UK inflation (CPI) declined slightly in August to 2.0% year on year, however this is expected to be only a temporary pause. With inflation concerns escalating, the Bank of England outlined the sequence by which it will withdraw its policy support. The plan will see the Bank cease to reinvest proceeds from maturing government bonds once interest rates reach 0.5%. They will then consider actively selling bonds when interest rates reach 1.0%.

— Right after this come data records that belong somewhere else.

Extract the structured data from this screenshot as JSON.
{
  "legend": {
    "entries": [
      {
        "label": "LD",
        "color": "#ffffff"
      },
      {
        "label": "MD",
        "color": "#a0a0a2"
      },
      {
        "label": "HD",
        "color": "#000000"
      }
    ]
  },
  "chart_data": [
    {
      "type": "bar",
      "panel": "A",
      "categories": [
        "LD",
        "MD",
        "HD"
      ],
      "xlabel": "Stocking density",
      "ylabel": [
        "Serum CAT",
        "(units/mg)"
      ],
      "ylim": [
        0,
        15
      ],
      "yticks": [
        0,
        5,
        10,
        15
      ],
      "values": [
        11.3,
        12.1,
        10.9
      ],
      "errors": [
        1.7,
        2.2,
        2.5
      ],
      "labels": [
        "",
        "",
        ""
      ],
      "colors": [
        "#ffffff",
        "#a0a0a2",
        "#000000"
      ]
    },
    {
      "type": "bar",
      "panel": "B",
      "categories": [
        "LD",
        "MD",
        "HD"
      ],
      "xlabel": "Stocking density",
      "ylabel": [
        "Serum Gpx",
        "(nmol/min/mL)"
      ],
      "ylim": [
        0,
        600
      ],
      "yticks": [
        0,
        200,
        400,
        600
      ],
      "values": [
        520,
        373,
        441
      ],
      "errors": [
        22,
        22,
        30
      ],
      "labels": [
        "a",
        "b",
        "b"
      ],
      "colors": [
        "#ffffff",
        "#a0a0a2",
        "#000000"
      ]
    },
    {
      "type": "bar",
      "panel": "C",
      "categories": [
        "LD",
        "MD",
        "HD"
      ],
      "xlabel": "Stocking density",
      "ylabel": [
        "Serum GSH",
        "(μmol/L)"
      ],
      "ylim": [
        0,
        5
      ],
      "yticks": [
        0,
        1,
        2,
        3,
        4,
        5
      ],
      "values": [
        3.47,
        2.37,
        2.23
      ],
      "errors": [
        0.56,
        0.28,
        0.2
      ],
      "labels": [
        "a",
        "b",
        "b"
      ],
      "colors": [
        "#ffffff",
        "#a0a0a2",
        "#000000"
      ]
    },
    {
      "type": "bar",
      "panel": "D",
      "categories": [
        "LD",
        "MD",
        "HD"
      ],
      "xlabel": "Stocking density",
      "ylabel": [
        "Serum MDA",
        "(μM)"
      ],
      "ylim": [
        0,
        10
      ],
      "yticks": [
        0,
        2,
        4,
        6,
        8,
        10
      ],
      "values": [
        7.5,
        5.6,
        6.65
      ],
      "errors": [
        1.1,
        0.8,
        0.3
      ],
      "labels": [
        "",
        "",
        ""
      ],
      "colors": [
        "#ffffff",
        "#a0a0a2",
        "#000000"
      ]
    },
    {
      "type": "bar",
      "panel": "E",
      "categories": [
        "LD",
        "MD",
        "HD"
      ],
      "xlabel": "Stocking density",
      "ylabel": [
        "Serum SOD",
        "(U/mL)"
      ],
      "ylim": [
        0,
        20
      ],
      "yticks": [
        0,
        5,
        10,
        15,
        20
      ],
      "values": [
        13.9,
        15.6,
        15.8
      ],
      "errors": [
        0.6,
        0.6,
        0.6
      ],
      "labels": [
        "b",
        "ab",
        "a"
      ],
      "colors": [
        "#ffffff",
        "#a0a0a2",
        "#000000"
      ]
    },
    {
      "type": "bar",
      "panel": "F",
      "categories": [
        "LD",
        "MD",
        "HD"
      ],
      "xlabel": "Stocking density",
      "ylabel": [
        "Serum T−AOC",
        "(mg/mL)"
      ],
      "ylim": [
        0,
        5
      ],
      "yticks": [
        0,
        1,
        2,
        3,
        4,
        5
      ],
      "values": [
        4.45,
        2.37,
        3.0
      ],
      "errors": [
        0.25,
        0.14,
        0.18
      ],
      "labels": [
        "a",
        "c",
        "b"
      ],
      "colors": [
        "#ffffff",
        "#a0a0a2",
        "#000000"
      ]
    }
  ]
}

Having started its reopening and vaccination programmes later, Europe is slightly behind the US and the UK on the road to normalisation. Economic data was strong in August, with both the manufacturing and services sectors expanding strongly. However, momentum has eased slightly and Europe is now possibly at its peak rate of growth, a few months behind the US and UK. Although the spread of the Delta variant of the virus has caused cases in Europe to rise rapidly, denting consumer confidence, over 70% of the population are now vaccinated and hospitalisation rates have remained much lower than in previous waves.
Emerging market equities have been largely driven by events in China recently. The regulatory changes introduced by the Government continued through August with a widening number of industries and sectors impacted negatively. Continued volatility can be expected as a result of further Chinese regulatory efforts as attention appears to be turning to social issues at the expense of capital markets. China has also had to deal with the arrival of the Delta variant, which thus far appears to have been contained at the cost of mobility and some economic activity. Cases in India remain low despite a rebound in mobility, but outside of China and India, the slow pace of emerging market vaccinations has left many countries vulnerable to the Delta variant.
The global reopening has continued but as expected, a number of the countries at the forefront are now seeing the rates of their recoveries start to slow. The Delta variant continues to pose a risk to the global outlook, but for developed economies, this is more likely to be in the form of supply constraints rather than further lockdowns. While uncertainty has increased, it seems unlikely to derail the recovery, although recent economic data indicates that the easiest part of the reopening is now behind us. So while room for further gains from equity markets exists greater selectivity is likely to be required along with suitable levels of diversification.
|2021 Year to Date|
|FTSE World ex-UK (GBP)||+17.53%|
|FTSE Actuaries UK Conventional Gilt All Stocks||-4.00%|
|FTSE Actuaries/ UK Index-Linked All Stocks||+4.49%|
Total returns to 08/09/2021
|Bank of England Base Rate||0.10%|
|Inflation (Retail Price Index)*||3.80%|
* July 2021
Source of data: FE Analytics, www.bankofengland.co.uk, www.ons.gov.uk The content contained in this article represents the opinions of MacIntosh & James Partners Ltd. The commentary in no way constitutes a solicitation of investment advice and should not be relied upon in making investment decisions. Past performance is not a reliable indicator of future results. The value of your investments can fall as well as rise and are not guaranteed.